Other stories, set in the 1960s, recast the Cuban Missile Crisis, Kennedy assassination, and Space Race in personal histories of the human heart that remind us what it takes to endure—both then, and now.
About Wendell Mayo:
Wendell Mayo is a native of Corpus Christi, Texas. His recent story collection, Survival House (SFASU Press, 2018) was short-listed for the International Rubery Award for Fiction (UK).
He is author of four more story collections: The Cucumber King of Kedainiai, winner of the Subito Press Award for Innovative Fiction; Centaur of the North (Arte Público Press), winner of the Aztlán Prize; B. Horror and Other Stories (Livingston Press); and a novel-in-stories, In Lithuanian Wood (White Pine Press). A sixth story collection, Twice-Born World: Stories of Lithuania, is forthcoming with Deerbrook Editions in 2019.
Over one-hundred of his short stories have appeared widely in magazines and anthologies, including Yale Review, Harvard Review, Missouri Review, and more.
He is the recipient of an NEA Fellowship, a Fulbright to Lithuania (Vilnius University), two Individual Excellence Awards from the Ohio Arts Council, and a Master Fellowship from the Indiana Arts Commission.
Review by Jennifer A. Thomas:
Loved these stories! The outrageous “Doom Town Festival” puts a pig named Corporal Pig at the head of a parade that celebrates global nuclear tension—and surviving it.

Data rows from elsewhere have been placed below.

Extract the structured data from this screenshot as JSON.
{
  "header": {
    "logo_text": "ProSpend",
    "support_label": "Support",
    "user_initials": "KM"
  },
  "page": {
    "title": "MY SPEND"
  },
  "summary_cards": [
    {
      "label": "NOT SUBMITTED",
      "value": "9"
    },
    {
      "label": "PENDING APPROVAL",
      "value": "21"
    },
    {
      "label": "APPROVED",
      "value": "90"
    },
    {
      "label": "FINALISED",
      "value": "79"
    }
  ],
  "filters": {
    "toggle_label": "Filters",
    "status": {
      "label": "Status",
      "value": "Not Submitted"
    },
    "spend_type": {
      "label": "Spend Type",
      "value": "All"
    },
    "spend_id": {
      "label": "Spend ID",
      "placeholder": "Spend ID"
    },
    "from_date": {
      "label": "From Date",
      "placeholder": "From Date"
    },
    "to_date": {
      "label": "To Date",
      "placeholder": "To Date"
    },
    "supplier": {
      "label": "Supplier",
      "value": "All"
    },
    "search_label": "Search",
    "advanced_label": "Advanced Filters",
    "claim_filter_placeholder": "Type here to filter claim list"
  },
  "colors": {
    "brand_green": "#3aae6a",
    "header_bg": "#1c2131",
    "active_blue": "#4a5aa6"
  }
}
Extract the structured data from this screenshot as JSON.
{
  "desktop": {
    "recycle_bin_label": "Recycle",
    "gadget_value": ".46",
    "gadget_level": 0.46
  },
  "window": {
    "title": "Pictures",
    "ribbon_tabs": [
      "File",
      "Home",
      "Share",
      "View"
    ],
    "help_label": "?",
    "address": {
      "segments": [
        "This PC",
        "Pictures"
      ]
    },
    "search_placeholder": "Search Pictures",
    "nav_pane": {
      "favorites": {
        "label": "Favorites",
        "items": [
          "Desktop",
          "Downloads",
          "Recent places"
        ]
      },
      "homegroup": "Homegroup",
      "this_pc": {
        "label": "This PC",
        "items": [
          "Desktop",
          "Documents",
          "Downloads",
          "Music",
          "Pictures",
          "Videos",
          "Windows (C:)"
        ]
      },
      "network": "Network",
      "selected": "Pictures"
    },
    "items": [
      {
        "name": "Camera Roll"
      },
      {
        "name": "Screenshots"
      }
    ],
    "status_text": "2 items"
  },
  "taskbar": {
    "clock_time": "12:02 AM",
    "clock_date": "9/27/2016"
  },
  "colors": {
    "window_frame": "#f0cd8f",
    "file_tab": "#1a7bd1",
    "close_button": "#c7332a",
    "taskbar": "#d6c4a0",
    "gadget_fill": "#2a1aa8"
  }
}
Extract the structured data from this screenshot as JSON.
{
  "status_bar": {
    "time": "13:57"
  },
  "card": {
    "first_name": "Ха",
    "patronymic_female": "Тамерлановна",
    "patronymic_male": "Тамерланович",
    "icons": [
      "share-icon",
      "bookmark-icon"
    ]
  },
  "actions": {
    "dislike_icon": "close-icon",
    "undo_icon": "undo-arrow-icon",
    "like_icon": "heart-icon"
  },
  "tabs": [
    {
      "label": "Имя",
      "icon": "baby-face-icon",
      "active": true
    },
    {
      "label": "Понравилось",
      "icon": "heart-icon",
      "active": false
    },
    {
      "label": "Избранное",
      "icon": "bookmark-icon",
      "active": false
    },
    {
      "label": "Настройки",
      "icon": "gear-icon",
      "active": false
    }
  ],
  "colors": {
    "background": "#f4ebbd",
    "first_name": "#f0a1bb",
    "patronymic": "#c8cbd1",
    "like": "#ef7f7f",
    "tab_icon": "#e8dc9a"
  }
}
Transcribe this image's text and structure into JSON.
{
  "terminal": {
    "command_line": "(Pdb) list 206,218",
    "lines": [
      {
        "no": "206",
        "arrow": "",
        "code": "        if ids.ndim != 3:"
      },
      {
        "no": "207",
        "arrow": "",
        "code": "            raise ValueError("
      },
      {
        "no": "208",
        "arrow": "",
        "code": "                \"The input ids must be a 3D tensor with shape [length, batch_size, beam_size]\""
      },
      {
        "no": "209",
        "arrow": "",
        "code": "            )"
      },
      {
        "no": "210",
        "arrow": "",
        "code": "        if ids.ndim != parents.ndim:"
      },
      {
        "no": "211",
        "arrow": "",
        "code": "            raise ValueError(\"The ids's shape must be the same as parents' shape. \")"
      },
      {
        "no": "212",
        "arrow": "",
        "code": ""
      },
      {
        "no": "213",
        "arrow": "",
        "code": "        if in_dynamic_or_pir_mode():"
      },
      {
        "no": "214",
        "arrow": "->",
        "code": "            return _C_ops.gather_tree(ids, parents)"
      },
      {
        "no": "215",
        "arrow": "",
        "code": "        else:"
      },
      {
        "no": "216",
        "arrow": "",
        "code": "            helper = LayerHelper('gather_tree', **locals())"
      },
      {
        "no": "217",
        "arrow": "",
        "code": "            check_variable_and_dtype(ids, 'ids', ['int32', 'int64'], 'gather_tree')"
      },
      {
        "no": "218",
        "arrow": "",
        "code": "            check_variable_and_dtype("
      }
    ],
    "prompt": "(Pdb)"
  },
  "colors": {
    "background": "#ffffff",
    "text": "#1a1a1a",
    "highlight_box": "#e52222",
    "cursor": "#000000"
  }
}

“The Trans-Siberian Railway Comes to Whitehouse” has a small-town, middle-American desperate for customers converting his bar and grill into hard-core Soviet / Russian-themed madhouse.
In “The Big Healy,” a middle-school girl tries desperately to salvage her reputation after her father publicly declares he’s glad President Kennedy has been assassinated.
And there are seven more gems in the collection. These are outcast, lonely characters looking in cockeyed ways to survive the most desperate—and comical—moments of our violent, space-crazy, and atomic-frightened past and present.
They’re also beautifully written. I couldn’t help but think how some stories are so relevant to the daily need to just “survive” these days.